Thursday, December 27, 2012

THE END


...or the beginning!

We got 'unofficial' word today that Terry's PET scan revealed that the cancer was "completely resolved" and "crystal clear".... barely breathing still! Lots of tears. 

Both oncologists are still out for the holiday, but our wonderful ENT called to say how excited he was for Terry and to congratulate him on a great report...he didn't know that we hadn't yet heard results. 

Terry will see this ENT and one of the oncologists next week for a more official report...but we're taking this one as sure and true. 

Ten thousand thank-yous to all of you who have encouraged us and prayed for us this year. Looking forward to a cancer-free 2013. 

God is good and faithful.


Tuesday, December 18, 2012

the big 3-0


I married the best guy ever - thirty years ago today. 

My heart is ... full, thinking about this last year. 

Days and nights so difficult - watching Terry do the near-impossible - like sleep and eat. And the inescapable - suffering. So much that even now I can't think about the hardest days and nights in August and September without wincing. 

In three days Terry will have a PET scan. Positron Emission Tomography. It's when somebody sticks a needle, alive with a radio active tracer, into your vein. Then beams you through a somewhat magical ring which records what the tracer discovers. It just takes a few minutes. 

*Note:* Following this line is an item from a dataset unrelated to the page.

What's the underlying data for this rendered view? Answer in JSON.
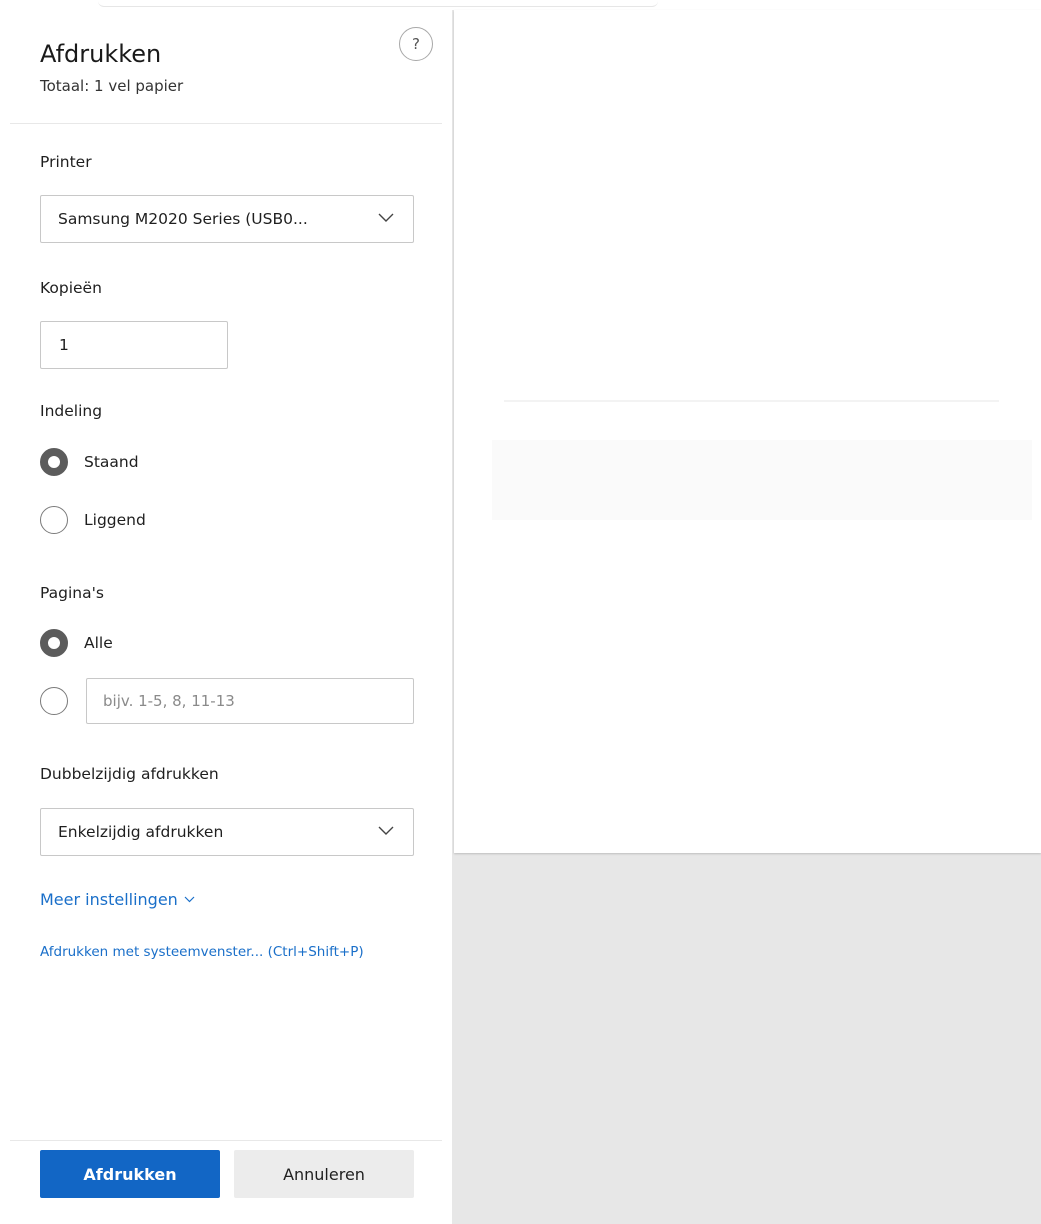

The PET is late Friday. Results are read by numerous doctors. Radiologists. Oncologists. ENTs. Surgeons. They pass them around electronically. And then they all have to talk about it. They are busy people. Monday is Christmas Eve. 

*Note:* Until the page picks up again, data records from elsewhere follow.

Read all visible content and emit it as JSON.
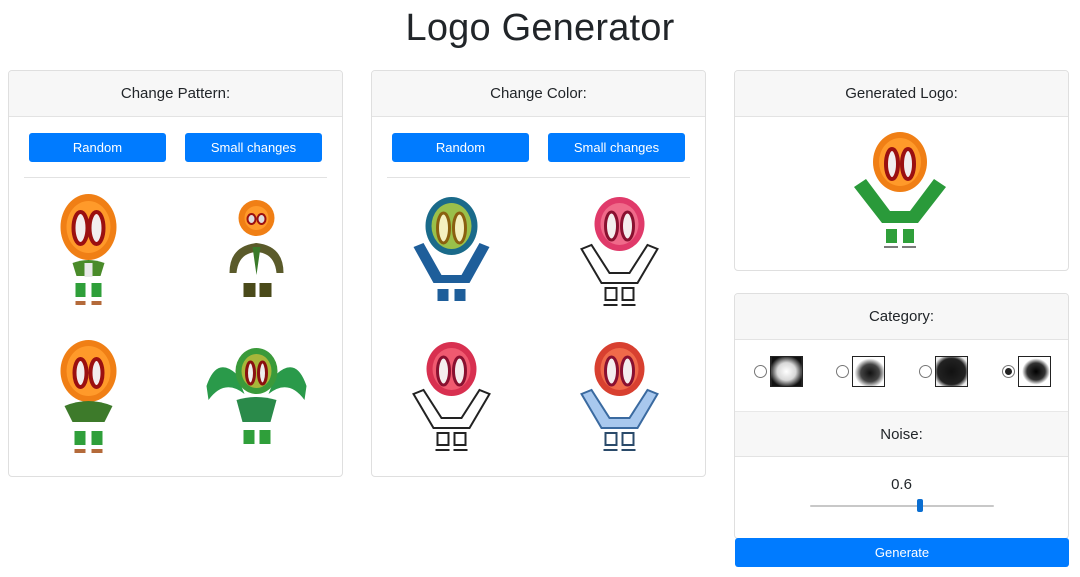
{
  "page": {
    "title": "Logo Generator"
  },
  "pattern": {
    "header": "Change Pattern:",
    "random_label": "Random",
    "small_label": "Small changes"
  },
  "color": {
    "header": "Change Color:",
    "random_label": "Random",
    "small_label": "Small changes"
  },
  "generated": {
    "header": "Generated Logo:"
  },
  "category": {
    "header": "Category:",
    "options": [
      "soft-square",
      "round-blob",
      "dark-circle",
      "dark-blob"
    ],
    "selected_index": 3
  },
  "noise": {
    "header": "Noise:",
    "value": "0.6",
    "fraction": 0.6
  },
  "generate_label": "Generate",
  "colors": {
    "accent": "#007bff",
    "header_bg": "#f7f7f7",
    "border": "#dfdfdf"
  }
}
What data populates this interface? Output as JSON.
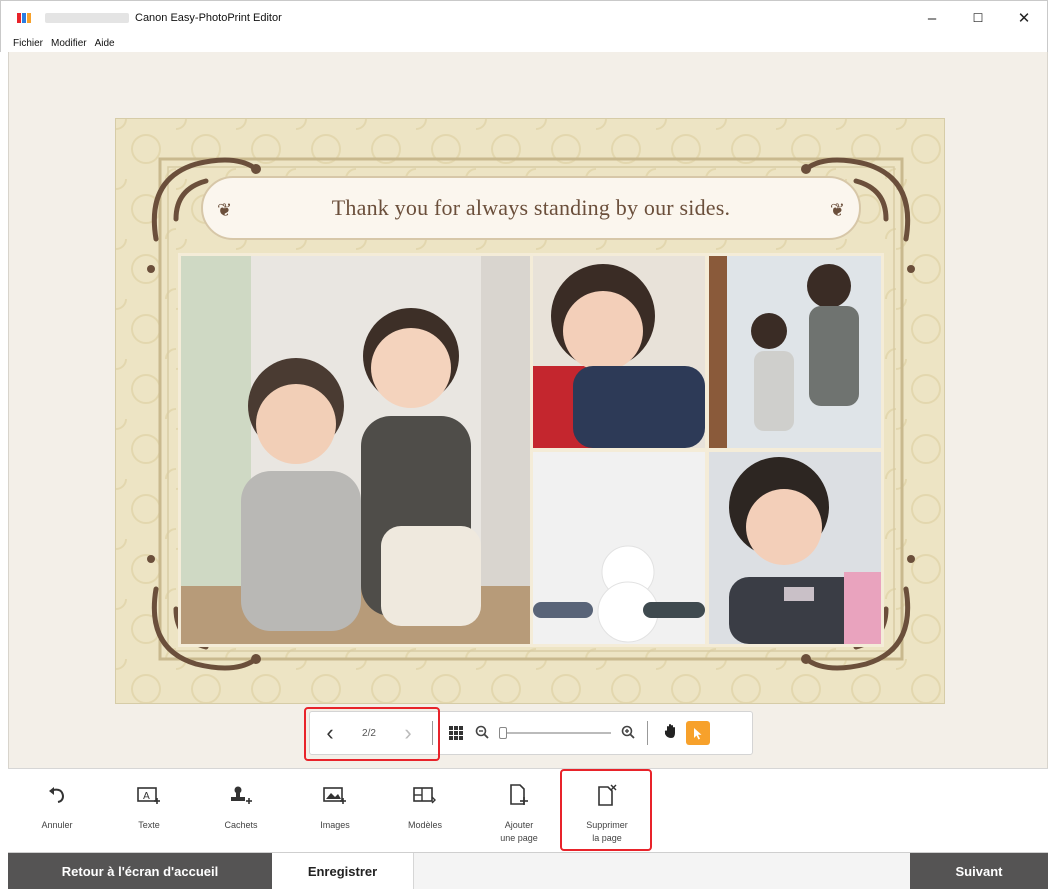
{
  "window": {
    "title": "Canon Easy-PhotoPrint Editor",
    "minimize": "–",
    "maximize": "☐",
    "close": "✕"
  },
  "menu": [
    "Fichier",
    "Modifier",
    "Aide"
  ],
  "card": {
    "message": "Thank you for always standing by our sides.",
    "ornament": "❦",
    "background_color": "#ede4c4",
    "frame_color": "#6b4f3b"
  },
  "nav": {
    "prev": "‹",
    "page": "2/2",
    "next": "›",
    "zoom_level_percent": 0
  },
  "tools": [
    {
      "icon": "undo-icon",
      "label": "Annuler"
    },
    {
      "icon": "text-icon",
      "label": "Texte"
    },
    {
      "icon": "stamp-icon",
      "label": "Cachets"
    },
    {
      "icon": "images-icon",
      "label": "Images"
    },
    {
      "icon": "templates-icon",
      "label": "Modèles"
    },
    {
      "icon": "add-page-icon",
      "label": "Ajouter\nune page"
    },
    {
      "icon": "delete-page-icon",
      "label": "Supprimer\nla page"
    }
  ],
  "bottom": {
    "home": "Retour à l'écran d'accueil",
    "save": "Enregistrer",
    "next": "Suivant"
  },
  "colors": {
    "accent": "#f7a12b",
    "highlight": "#e8232a",
    "dark_button": "#555454"
  }
}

Last night I dreamed that scene from "Chariots of Fire" when Harold Abrahams stands at the starting line of his 100 meter Olympic race. Ten seconds from history. In the film he is almost overcome by the thought that all his years of mental and athletic preparation will be finished, rewarded by gold, or not, in a mere 10 seconds. His fear is that his sacrifice will be meaningless in loss.

I have heard that starting gun in my head all day.

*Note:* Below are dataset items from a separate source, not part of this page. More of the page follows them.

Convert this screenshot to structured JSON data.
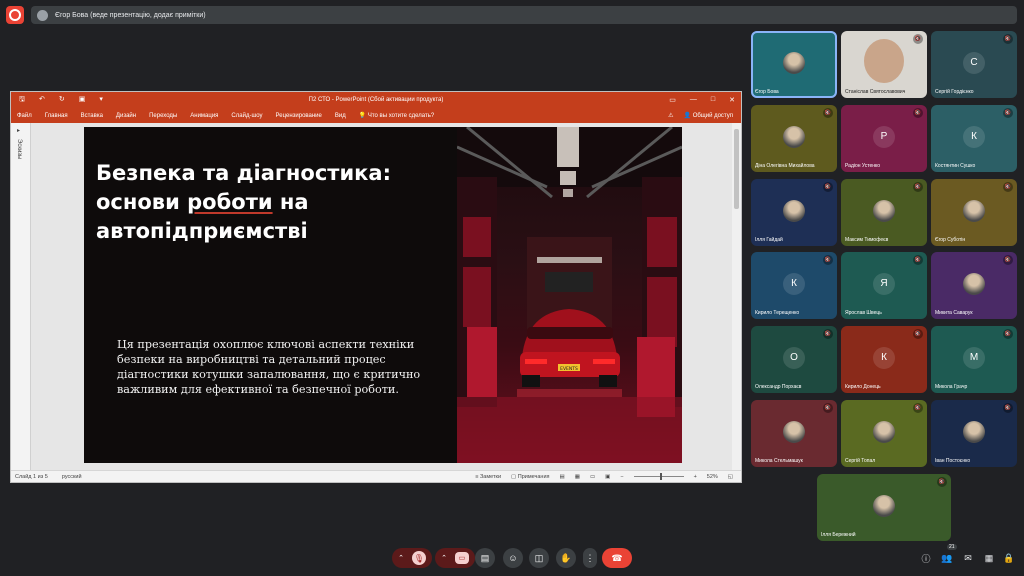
{
  "top_bar": {
    "presenter_text": "Єгор Бова (веде презентацію, додає примітки)"
  },
  "ppt": {
    "window_title": "П2 СТО - PowerPoint (Сбой активации продукта)",
    "menu": [
      "Файл",
      "Главная",
      "Вставка",
      "Дизайн",
      "Переходы",
      "Анимация",
      "Слайд-шоу",
      "Рецензирование",
      "Вид"
    ],
    "tell_me": "Что вы хотите сделать?",
    "share": "Общий доступ",
    "thumbs_label": "Эскизы",
    "status": {
      "slide": "Слайд 1 из 5",
      "lang": "русский",
      "notes": "Заметки",
      "comments": "Примечания",
      "zoom": "52%"
    },
    "slide": {
      "title_line1": "Безпека та діагностика:",
      "title_line2_a": "основи",
      "title_line2_b": "роботи",
      "title_line2_c": "на",
      "title_line3": "автопідприємстві",
      "body": "Ця презентація охоплює ключові аспекти техніки безпеки на виробництві та детальний процес діагностики котушки запалювання, що є критично важливим для ефективної та безпечної роботи.",
      "plate": "EVENTS"
    }
  },
  "participants": [
    {
      "name": "Єгор Бова",
      "initial": "",
      "bg": "#1f6b74",
      "active": true
    },
    {
      "name": "Станіслав Святославович",
      "initial": "",
      "bg": "#d9d6d0",
      "active": false
    },
    {
      "name": "Сергій Гордієнко",
      "initial": "С",
      "bg": "#2a4a52",
      "active": false
    },
    {
      "name": "Діна Олегівна Михайлова",
      "initial": "",
      "bg": "#5e5a1e",
      "active": false
    },
    {
      "name": "Радіон Устенко",
      "initial": "Р",
      "bg": "#7a1e48",
      "active": false
    },
    {
      "name": "Костянтин Сушко",
      "initial": "К",
      "bg": "#2c5f66",
      "active": false
    },
    {
      "name": "Ілля Гайдай",
      "initial": "",
      "bg": "#1e2f55",
      "active": false
    },
    {
      "name": "Максим Тимофеєв",
      "initial": "",
      "bg": "#4a5a22",
      "active": false
    },
    {
      "name": "Єгор Суботін",
      "initial": "",
      "bg": "#6b5a22",
      "active": false
    },
    {
      "name": "Кирило Терещенко",
      "initial": "К",
      "bg": "#1e4a6a",
      "active": false
    },
    {
      "name": "Ярослав Швець",
      "initial": "Я",
      "bg": "#1e5a52",
      "active": false
    },
    {
      "name": "Микита Саварук",
      "initial": "",
      "bg": "#4a2a66",
      "active": false
    },
    {
      "name": "Олександр Порхаєв",
      "initial": "О",
      "bg": "#1e4a40",
      "active": false
    },
    {
      "name": "Кирило Донець",
      "initial": "К",
      "bg": "#8a2a1a",
      "active": false
    },
    {
      "name": "Микола Грачр",
      "initial": "М",
      "bg": "#1e5a52",
      "active": false
    },
    {
      "name": "Микола Стельмашук",
      "initial": "",
      "bg": "#6a2a30",
      "active": false
    },
    {
      "name": "Сергій Топал",
      "initial": "",
      "bg": "#5a6a22",
      "active": false
    },
    {
      "name": "Іван Постоєнко",
      "initial": "",
      "bg": "#1a2a4a",
      "active": false
    },
    {
      "name": "Ілля Бережний",
      "initial": "",
      "bg": "#3a5a2a",
      "active": false
    }
  ],
  "controls": {
    "people_count": "21"
  },
  "colors": {
    "ppt_accent": "#c43e1c",
    "hangup": "#ea4335",
    "mic_off": "#8b1a1a"
  }
}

I have also heard a still, small voice say it isn't so. The last 30 years, while relatively uneventful from the view of an outsider, have taken two people from lives of, well, two people and turned them into something else. And we are no where near finished. Winning gold is not the point, the living the 10 seconds is. The preparation and the sacrifice is. The joy of the race is. 

My full, robust, hardy, honest expectation is that cancer is gone forever from our lives. That all the other tests for the next 30 years (at least) will be perfectly clean and clear. 

But I am saying now...even. if. it. isn't. Even if there are more days and nights of suffering for the one who has become, somewhat unexpectedly, my hero, we will do it together. The "I do's" of two who really had no idea of what the cost would be 30 years ago are still "I do" and "I will" and "I covenant" and "I love you."

Not because we are anything special, but because God is good and faithful. And we are stubborn.